Communications infrastructure coordination by the federal government
| 07.19.2006 | 05:46:54 | Views: 3349 | ID:
July 19 '06: Emergency communication and coordination by the federal government has yielded little progress since the September 11, 2001 attacks according to a new article released by the Heritage Foundation over the weekend. Instead of emergency communication management, the article said, the federal government should focus on the cooperation of the public and private sectors in supporting a joint response and recovery process which "would include adhering to a set of policies that promote effective public-private sharing" of emergency management communications standards to be applied to a network that could coordinate federal, state and local "leadership for emergency response communications."
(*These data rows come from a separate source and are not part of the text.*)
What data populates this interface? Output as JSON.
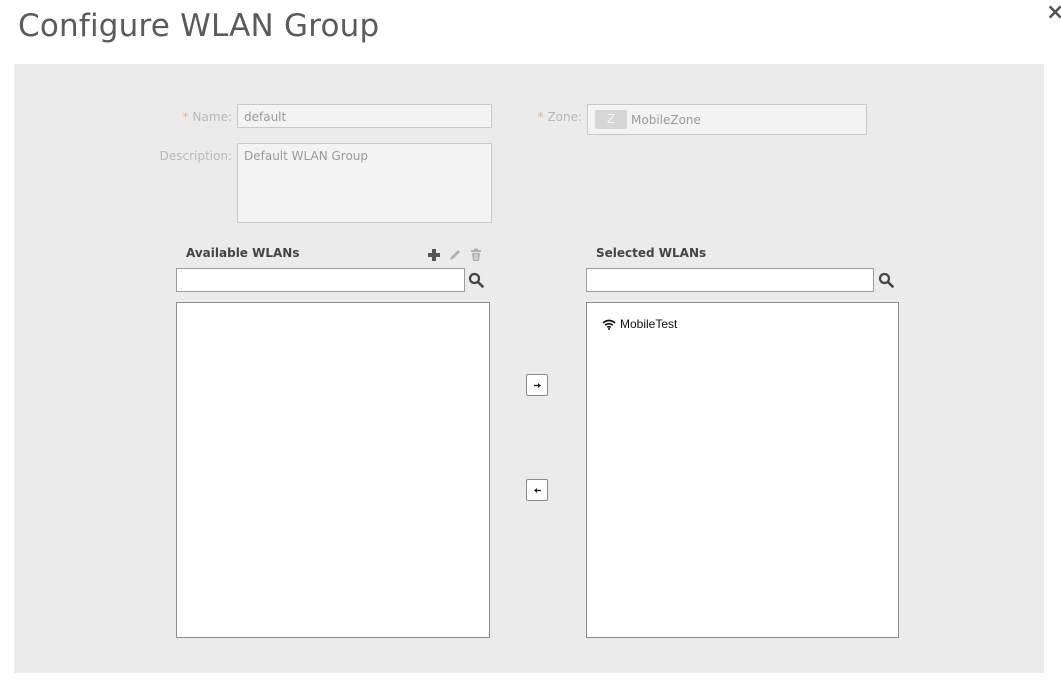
{
  "dialog": {
    "title": "Configure WLAN Group",
    "close_label": "×"
  },
  "form": {
    "name_label": "Name:",
    "name_value": "default",
    "zone_label": "Zone:",
    "zone_badge": "Z",
    "zone_value": "MobileZone",
    "description_label": "Description:",
    "description_value": "Default WLAN Group",
    "required_marker": "*"
  },
  "available": {
    "title": "Available WLANs",
    "search_value": "",
    "items": []
  },
  "selected": {
    "title": "Selected WLANs",
    "search_value": "",
    "items": [
      {
        "label": "MobileTest",
        "icon": "wifi-icon"
      }
    ]
  },
  "icons": {
    "add": "plus-icon",
    "edit": "pencil-icon",
    "delete": "trash-icon",
    "search": "search-icon",
    "move_right": "arrow-right-icon",
    "move_left": "arrow-left-icon"
  },
  "colors": {
    "panel_bg": "#ebebeb",
    "required": "#f0b07a",
    "title": "#5b5b5b"
  }
}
Because of resources, time spent building new networks and integrating governments and organizations into those networks, the federal government "should therefore focus on the tasks that only Washington can perform.""Only the federal government can integrate the efforts of local, state, regional and private-sector assets into a national response system that enables the nation as a whole to support local communities in the event of a disaster," the article read. Having a national standard for emergency communication would require a "dual-use" frequency spectrum for radio and other communications technologies - that system also would have to be able to respond "to everyday demands" and be able to "establish regional and national communications, and operate when the infrastructure is degraded." Already on the state and local level, governments are trying alternative measures such as text messaging to alert the public during an emergency. Text messaging can also be used to contact rescuers and responders when phone lines are down. On the federal level, the new Emergency Alert System will send messages to Americans' phones, PDA's, and laptop computers. A national response network would require three focus points: the ability to respond to everyday emergencies; coordinating the federal, regional, state and local response operations; and have the system operate as an integrated and resilient cog in the nation's infrastructure, largely resistant to severe conditions such as blackouts from loss of power and severe weather.